Per studiare il fenomeno, gli autori dello studio hanno selezionato un gruppo di volontari, che dovevano ascoltare e rispondere ad alcune domande vero/falso, semplici e più complesse. Contemporaneamente, veniva richiesto ai partecipanti di visualizzare un’immagine – dunque un nuovo oggetto visivo – che appariva sullo schermo del computer. I volontari sono stati divisi in tre gruppi: il primo esercitava un ascolto attivo, ovvero doveva comprendere e rispondere alle domande, il secondo gruppo prestava un ascolto passivo, che cioè non prevedeva una risposta alle domande poste, mentre il terzo gruppo guardava soltanto il nuovo elemento sullo schermo senza ricevere alcuna domanda.

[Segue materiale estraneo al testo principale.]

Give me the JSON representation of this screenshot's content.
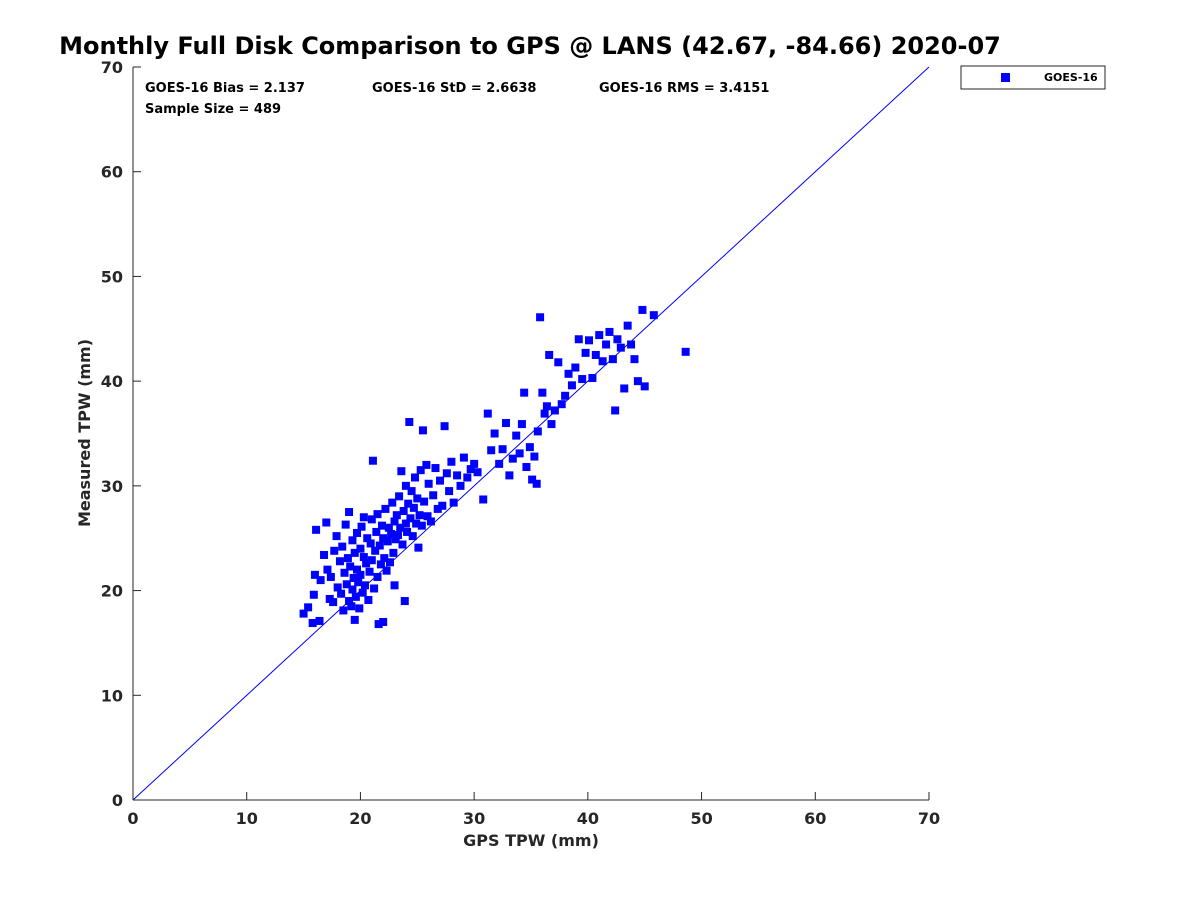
{
  "chart_data": {
    "type": "scatter",
    "title": "Monthly Full Disk Comparison to GPS @ LANS (42.67, -84.66) 2020-07",
    "xlabel": "GPS TPW (mm)",
    "ylabel": "Measured TPW (mm)",
    "xlim": [
      0,
      70
    ],
    "ylim": [
      0,
      70
    ],
    "xticks": [
      "0",
      "10",
      "20",
      "30",
      "40",
      "50",
      "60",
      "70"
    ],
    "yticks": [
      "0",
      "10",
      "20",
      "30",
      "40",
      "50",
      "60",
      "70"
    ],
    "grid": false,
    "legend_position": "outside-top-right",
    "stats": {
      "bias": "GOES-16 Bias = 2.137",
      "std": "GOES-16 StD = 2.6638",
      "rms": "GOES-16 RMS = 3.4151",
      "sample_size": "Sample Size = 489"
    },
    "reference_line": {
      "x": [
        0,
        70
      ],
      "y": [
        0,
        70
      ],
      "color": "#0000ff"
    },
    "series": [
      {
        "name": "GOES-16",
        "color": "#0000ff",
        "marker": "square",
        "points": [
          [
            15.0,
            17.8
          ],
          [
            15.4,
            18.4
          ],
          [
            15.8,
            16.9
          ],
          [
            15.9,
            19.6
          ],
          [
            16.0,
            21.5
          ],
          [
            16.1,
            25.8
          ],
          [
            16.4,
            17.1
          ],
          [
            16.5,
            21.0
          ],
          [
            16.8,
            23.4
          ],
          [
            17.0,
            26.5
          ],
          [
            17.1,
            22.0
          ],
          [
            17.3,
            19.2
          ],
          [
            17.4,
            21.3
          ],
          [
            17.6,
            18.9
          ],
          [
            17.7,
            23.8
          ],
          [
            17.9,
            25.2
          ],
          [
            18.0,
            20.3
          ],
          [
            18.2,
            22.8
          ],
          [
            18.3,
            19.7
          ],
          [
            18.4,
            24.2
          ],
          [
            18.5,
            18.1
          ],
          [
            18.6,
            21.7
          ],
          [
            18.7,
            26.3
          ],
          [
            18.8,
            20.6
          ],
          [
            18.9,
            23.1
          ],
          [
            19.0,
            19.0
          ],
          [
            19.0,
            27.5
          ],
          [
            19.1,
            22.3
          ],
          [
            19.2,
            18.5
          ],
          [
            19.3,
            24.8
          ],
          [
            19.3,
            20.1
          ],
          [
            19.4,
            21.2
          ],
          [
            19.5,
            17.2
          ],
          [
            19.5,
            23.6
          ],
          [
            19.6,
            19.4
          ],
          [
            19.7,
            25.5
          ],
          [
            19.7,
            22.0
          ],
          [
            19.8,
            20.8
          ],
          [
            19.9,
            18.3
          ],
          [
            20.0,
            24.0
          ],
          [
            20.0,
            21.5
          ],
          [
            20.1,
            26.1
          ],
          [
            20.2,
            19.8
          ],
          [
            20.3,
            23.2
          ],
          [
            20.3,
            27.0
          ],
          [
            20.4,
            20.5
          ],
          [
            20.5,
            22.6
          ],
          [
            20.6,
            25.0
          ],
          [
            20.7,
            19.1
          ],
          [
            20.8,
            21.8
          ],
          [
            20.9,
            24.5
          ],
          [
            21.0,
            26.8
          ],
          [
            21.0,
            22.9
          ],
          [
            21.1,
            32.4
          ],
          [
            21.2,
            20.2
          ],
          [
            21.3,
            23.8
          ],
          [
            21.4,
            25.6
          ],
          [
            21.5,
            21.3
          ],
          [
            21.5,
            27.3
          ],
          [
            21.6,
            16.8
          ],
          [
            21.7,
            24.3
          ],
          [
            21.8,
            22.5
          ],
          [
            21.9,
            26.2
          ],
          [
            22.0,
            17.0
          ],
          [
            22.0,
            25.0
          ],
          [
            22.1,
            23.1
          ],
          [
            22.2,
            27.8
          ],
          [
            22.3,
            21.9
          ],
          [
            22.4,
            24.7
          ],
          [
            22.5,
            26.0
          ],
          [
            22.6,
            22.7
          ],
          [
            22.7,
            25.4
          ],
          [
            22.8,
            28.4
          ],
          [
            22.9,
            23.6
          ],
          [
            23.0,
            26.6
          ],
          [
            23.0,
            20.5
          ],
          [
            23.1,
            24.9
          ],
          [
            23.2,
            27.2
          ],
          [
            23.3,
            25.3
          ],
          [
            23.4,
            29.0
          ],
          [
            23.5,
            26.0
          ],
          [
            23.6,
            31.4
          ],
          [
            23.7,
            24.4
          ],
          [
            23.8,
            27.6
          ],
          [
            23.9,
            19.0
          ],
          [
            24.0,
            26.4
          ],
          [
            24.0,
            30.0
          ],
          [
            24.1,
            25.6
          ],
          [
            24.2,
            28.3
          ],
          [
            24.3,
            36.1
          ],
          [
            24.4,
            26.9
          ],
          [
            24.5,
            29.5
          ],
          [
            24.6,
            25.2
          ],
          [
            24.7,
            27.9
          ],
          [
            24.8,
            30.8
          ],
          [
            24.9,
            26.4
          ],
          [
            25.0,
            28.8
          ],
          [
            25.1,
            24.1
          ],
          [
            25.2,
            27.2
          ],
          [
            25.3,
            31.5
          ],
          [
            25.4,
            26.2
          ],
          [
            25.5,
            35.3
          ],
          [
            25.6,
            28.5
          ],
          [
            25.8,
            32.0
          ],
          [
            25.9,
            27.1
          ],
          [
            26.0,
            30.2
          ],
          [
            26.2,
            26.6
          ],
          [
            26.4,
            29.1
          ],
          [
            26.6,
            31.7
          ],
          [
            26.8,
            27.8
          ],
          [
            27.0,
            30.5
          ],
          [
            27.2,
            28.1
          ],
          [
            27.4,
            35.7
          ],
          [
            27.6,
            31.2
          ],
          [
            27.8,
            29.5
          ],
          [
            28.0,
            32.3
          ],
          [
            28.2,
            28.4
          ],
          [
            28.5,
            31.0
          ],
          [
            28.8,
            30.0
          ],
          [
            29.1,
            32.7
          ],
          [
            29.4,
            30.8
          ],
          [
            29.7,
            31.6
          ],
          [
            30.0,
            32.1
          ],
          [
            30.3,
            31.3
          ],
          [
            30.8,
            28.7
          ],
          [
            31.2,
            36.9
          ],
          [
            31.5,
            33.4
          ],
          [
            31.8,
            35.0
          ],
          [
            32.2,
            32.1
          ],
          [
            32.5,
            33.5
          ],
          [
            32.8,
            36.0
          ],
          [
            33.1,
            31.0
          ],
          [
            33.4,
            32.6
          ],
          [
            33.7,
            34.8
          ],
          [
            34.0,
            33.1
          ],
          [
            34.2,
            35.9
          ],
          [
            34.4,
            38.9
          ],
          [
            34.6,
            31.8
          ],
          [
            34.9,
            33.7
          ],
          [
            35.1,
            30.6
          ],
          [
            35.3,
            32.8
          ],
          [
            35.5,
            30.2
          ],
          [
            35.6,
            35.2
          ],
          [
            35.8,
            46.1
          ],
          [
            36.0,
            38.9
          ],
          [
            36.2,
            36.9
          ],
          [
            36.4,
            37.6
          ],
          [
            36.6,
            42.5
          ],
          [
            36.8,
            35.9
          ],
          [
            37.1,
            37.2
          ],
          [
            37.4,
            41.8
          ],
          [
            37.7,
            37.8
          ],
          [
            38.0,
            38.6
          ],
          [
            38.3,
            40.7
          ],
          [
            38.6,
            39.6
          ],
          [
            38.9,
            41.3
          ],
          [
            39.2,
            44.0
          ],
          [
            39.5,
            40.2
          ],
          [
            39.8,
            42.7
          ],
          [
            40.1,
            43.9
          ],
          [
            40.4,
            40.3
          ],
          [
            40.7,
            42.5
          ],
          [
            41.0,
            44.4
          ],
          [
            41.3,
            41.9
          ],
          [
            41.6,
            43.5
          ],
          [
            41.9,
            44.7
          ],
          [
            42.2,
            42.1
          ],
          [
            42.4,
            37.2
          ],
          [
            42.6,
            44.0
          ],
          [
            42.9,
            43.2
          ],
          [
            43.2,
            39.3
          ],
          [
            43.5,
            45.3
          ],
          [
            43.8,
            43.5
          ],
          [
            44.1,
            42.1
          ],
          [
            44.4,
            40.0
          ],
          [
            44.8,
            46.8
          ],
          [
            45.0,
            39.5
          ],
          [
            45.8,
            46.3
          ],
          [
            48.6,
            42.8
          ]
        ]
      }
    ]
  }
}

Fra le domande vero/falso considerate più semplici, “C-3P0 è il nome di un alto robot dorato, presente nel famoso film Star Wars”, mentre fra quelle più complesse “La Magna Carta è stata scritta come un proclama di legge, soggetta alla legge del re”. L’obiettivo dei ricercatori era quello di tracciare il profilo del movimento oculare dei soggetti sottoposti al test, misurando, tramite telecamere ad alta velocità, il tempo impiegato per spostare lo sguardo in direzione del nuovo elemento sullo schermo.
Analizzando i risultati dei test, è emerso che ai soggetti a cui era richiesto un ascolto attivo il tempo necessario per disimpegnarsi dalla conversazione e focalizzare lo schermo risultava doppio rispetto a quello impiegato dalle altre due categorie di partecipanti. Il ritardo registrato nell’esperimento è in media pari a circa 100 millisecondi, ovvero un decimo di secondo: un intervallo temporale che, seppure apparentemente molto breve, può avere un impatto sulla capacità di reagire del guidatore e dunque sul rischio di incidenti stradali. Secondo uno studio precedente, la velocità dei riflessi di un conducente giovane intento a una conversazione attiva potrebbe essere paragonabile a quella di un guidatore anziano con declino cognitivo.
La soluzione? Non rispondere al cellulare mentre si guida, per non mettere a rischio la propria vita e quella degli altri. Ma non solo. Un ulteriore step, secondo l’autore Vecera, potrebbe essere quello di non parlare del tutto al telefono quando si guida. Non ci sono prove scientifiche che sia possibile esercitarsi al fine di una conversazione al cellulare che non distragga, aggiunge l’autore, anche se la questione deve essere ancora studiata. Un campo ancora da approfondire, dunque, quello delle sorgenti di distrazione in macchina o in moto, con risultati che potrebbero essere utili agli oltre 49 milioni di guidatori italiani (dato Aci 2015).